THE first half of 2017 has been positive and historical for Malaysian higher education. Across various international achievement indicators, Malaysian universities as well as the higher education system as a whole have recorded significant improvements.
The Higher Education Ministry has even coined a new narrative to summarise the recent achievements: UMAR.
U refers to Universitas 21 or the U21 Ranking of National Higher Education Systems, also known as country rankings. In it, Malaysia’s higher education system is ranked 25th in the world.
This is an improvement of 11 places since 2012. U21 is a consortium of international research universities and this ranking project is based at the Melbourne Institute of Applied Economics and Social Research, University of Melbourne.
What caught my eye was the “resources” category, in which Malaysia is ranked 11th in the world – ahead of Britain, Hong Kong, Germany and Japan. When adjusted to levels of economic development, Malaysia is ranked first.
The U21 report states that Malaysia “devotes 50% more to resources than what is expected given its income level”. Over the years, Malaysia has shown significant improvement in this category – second (2013), first (2014), third (2015), second (2016) and first (2017). Without a doubt, the Malaysian Government has consistently committed huge resources to higher education.
M stands for “Malaya” or Universiti Malaya (UM).
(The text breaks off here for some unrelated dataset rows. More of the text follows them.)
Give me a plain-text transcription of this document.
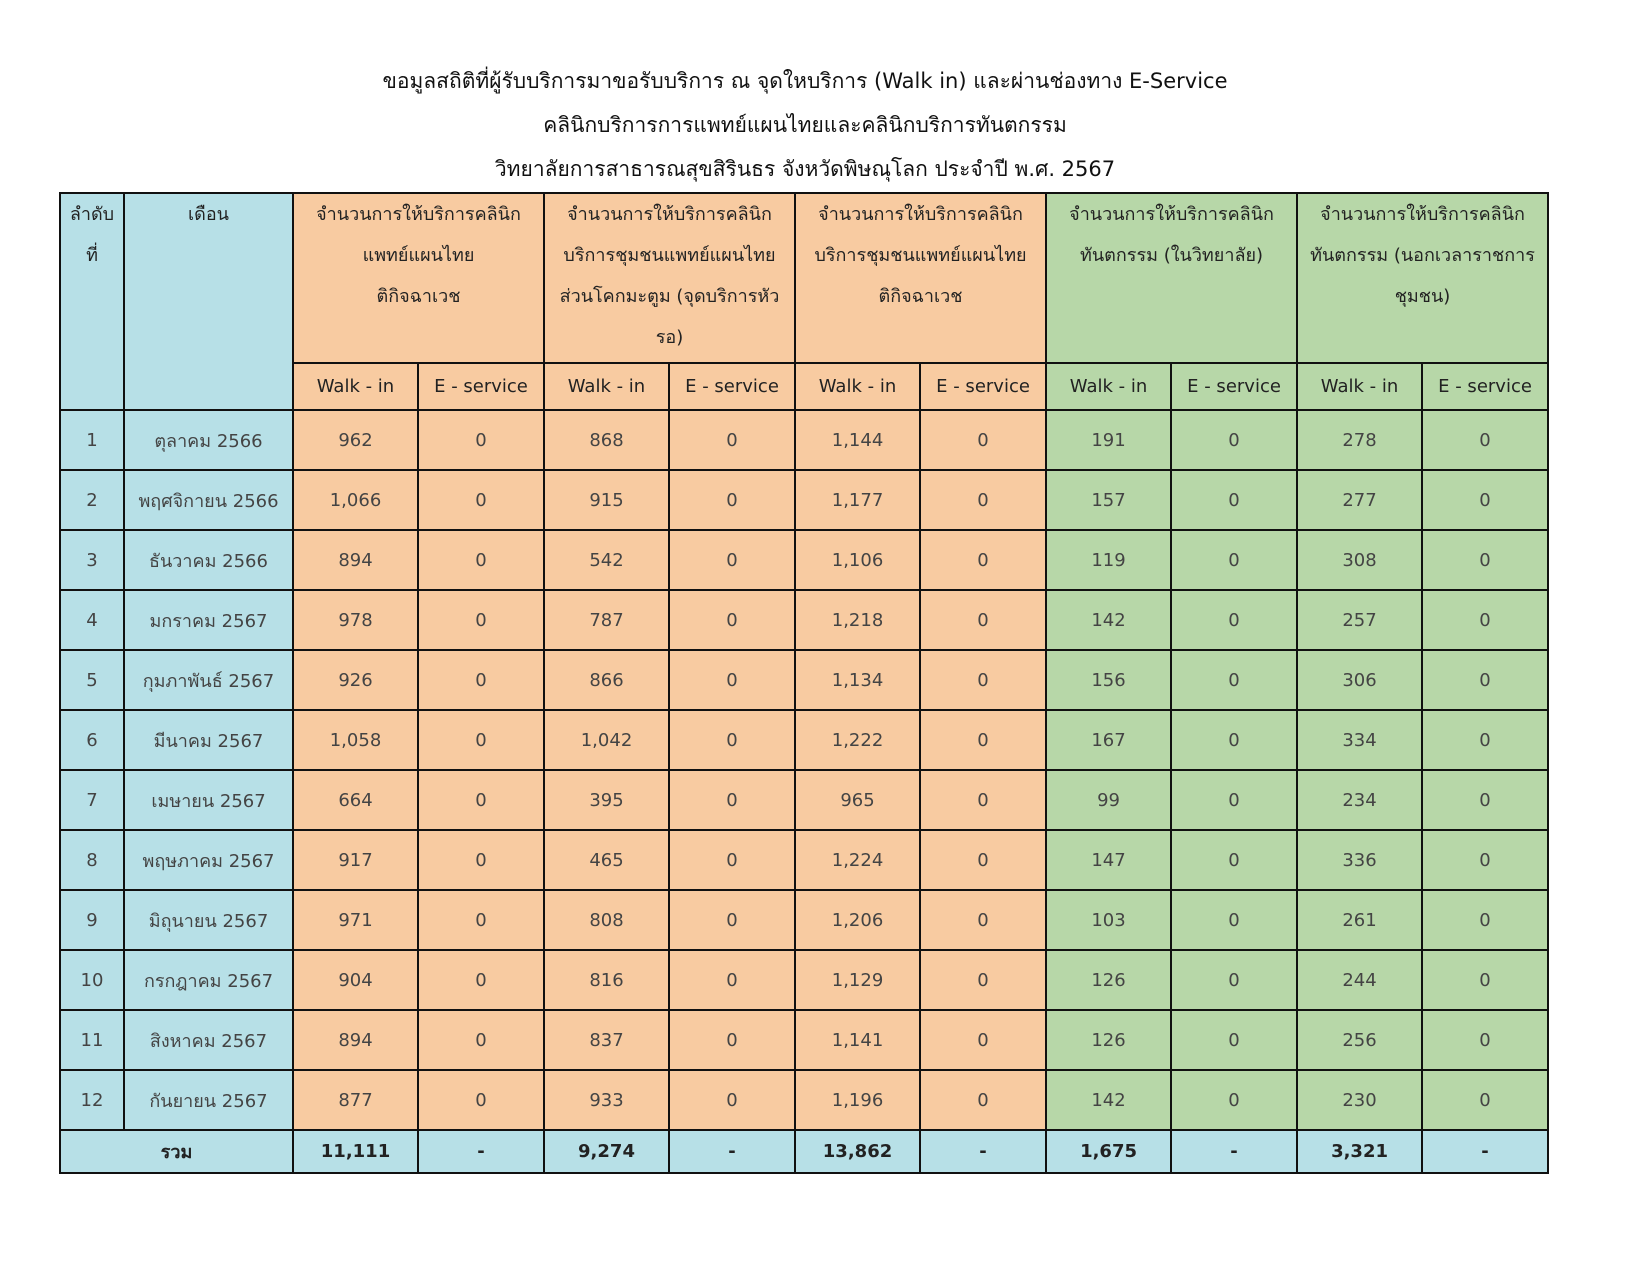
ขอมูลสถิติที่ผู้รับบริการมาขอรับบริการ ณ จุดใหบริการ (Walk in) และผ่านช่องทาง E-Service
คลินิกบริการการแพทย์แผนไทยและคลินิกบริการทันตกรรม
วิทยาลัยการสาธารณสุขสิรินธร จังหวัดพิษณุโลก ประจำปี พ.ศ. 2567
ลำดับ
ที่	เดือน	จำนวนการให้บริการคลินิก
แพทย์แผนไทย
ติกิจฉาเวช		จำนวนการให้บริการคลินิก
บริการชุมชนแพทย์แผนไทย
ส่วนโคกมะตูม (จุดบริการหัว
รอ)		จำนวนการให้บริการคลินิก
บริการชุมชนแพทย์แผนไทย
ติกิจฉาเวช		จำนวนการให้บริการคลินิก
ทันตกรรม (ในวิทยาลัย)		จำนวนการให้บริการคลินิก
ทันตกรรม (นอกเวลาราชการ
ชุมชน)	

		Walk - in	E - service	Walk - in	E - service	Walk - in	E - service	Walk - in	E - service	Walk - in	E - service
1	ตุลาคม 2566	962	0	868	0	1,144	0	191	0	278	0
2	พฤศจิกายน 2566	1,066	0	915	0	1,177	0	157	0	277	0
3	ธันวาคม 2566	894	0	542	0	1,106	0	119	0	308	0
4	มกราคม 2567	978	0	787	0	1,218	0	142	0	257	0
5	กุมภาพันธ์ 2567	926	0	866	0	1,134	0	156	0	306	0
6	มีนาคม 2567	1,058	0	1,042	0	1,222	0	167	0	334	0
7	เมษายน 2567	664	0	395	0	965	0	99	0	234	0
8	พฤษภาคม 2567	917	0	465	0	1,224	0	147	0	336	0
9	มิถุนายน 2567	971	0	808	0	1,206	0	103	0	261	0
10	กรกฎาคม 2567	904	0	816	0	1,129	0	126	0	244	0
11	สิงหาคม 2567	894	0	837	0	1,141	0	126	0	256	0
12	กันยายน 2567	877	0	933	0	1,196	0	142	0	230	0
รวม		11,111	-	9,274	-	13,862	-	1,675	-	3,321	-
According to the QS World University Rankings 2018, UM has improved by 53 places since 2013 and is now ranked 114 in the world. While 114 may not sound like the sexiest of numbers, it places UM ahead of top institutions such as Cardiff University, Newcastle University, RMIT and Georgetown University.
A highlights our position in Asean. According to the QS rankings, Malaysia is home to five of Asean’s top eight universities – ranking third, fourth, fifth, seventh and eight respectively.
Singapore’s Nanyang Technological University and National University of Singapore lead the placing, with Thailand’s Chulalongkorn University in sixth place. This is significant as it shows the quality of higher education Malaysia possesses, as well as the potential it has.
R is for Research Universities. According to the QS rankings, Malaysia’s Research Universities (MRUs) are in the top one per cent in the world. How is this so? Well, out of approximately 26,000 universities worldwide, all five MRUs are ranked 264 and below, placing them within the top one percentile.
Five public universities make up the MRUs. They are UM, Universiti Sains Malaysia, Universiti Kebangsaan Malaysia, Universiti Putra Malaysia and Universiti Teknologi Malaysia. In the last five years, the MRUs have improved as much as 182 places in the world rankings – a sign of great dedication and hard work by the Malaysian higher education community.
A decade in the making
UMAR success stories are not coincidental. The successes, led by the MRUs, have been a decade in the making.
In fact, 2017 marks the 10-year anniversary of the MRU initiative. These efforts were first mooted by then Prime Minister Tun Abdullah Ahmad Badawi and subsequently implemented by former Education Minister Datuk Seri Mustapa Mohamed (now International Trade and Industry Minister) and Higher Education Minister Datuk Seri Mohamed Khaled Nordin (now Johor Mentri Besar).
The current Higher Education Minister, Datuk Seri Idris Jusoh, is overseeing the sustainability and continued growth of this high-impact initiative.
Room to improve
Without a doubt, the rankings and indicators also tell us another story – namely where Malaysian higher education is lacking and needs to improve. I have summarised these into four areas.
Firstly, resources management. Despite ranking 11th for resources in the U21 report, Malaysia ranks 39 for output. In my opinion, this indicates that the issue is not the lack of resources, rather the manner in which the funds are being deployed and managed.
Efficiency must be enhanced and complacency must be made a taboo. Perhaps, the current reduction in funding from the Government is the necessary jolt for our universities.
Secondly, industry collaboration. It should progress beyond signing memorandums of understanding (of which there are many). It should move towards depth and quality of collaboration between universities and industry, which leads to innovation, product commercialisation, joint research, grants and even student placement opportunities.
Thirdly, education quality. It goes without saying when the quality of education is high, it will impact various ranking indicators – including reputation, international student intake and quality of faculty. This is related to the quality and impact of teaching and learning, something that can be overlooked if too much emphasis is placed on research (do not forget the students!).
Fourth, and finally, graduate employability. All said and done, every university’s primary role is to produce employable graduates. Rankings, etc. do not matter if such a role is not achieved. While international indicators do not always capture this point, it is something on which our universities cannot compromise.
I sincerely believe our universities are not resting on their laurels to ensure they continue to improve, in line with the ministry’s motto “Soaring Upwards” (Google it). Malaysia’s higher education system is not void of problems. But rather than focus on the negatives, we should also know the positives.
The achievements of our higher education system today should make us proud.
Finally, if you ever head to the Higher Education Ministry, try to remember UMAR beforehand. It will come in handy in case you run into Datuk Seri Idris Jusoh, who is known to carry out impromptu UMAR quizzes.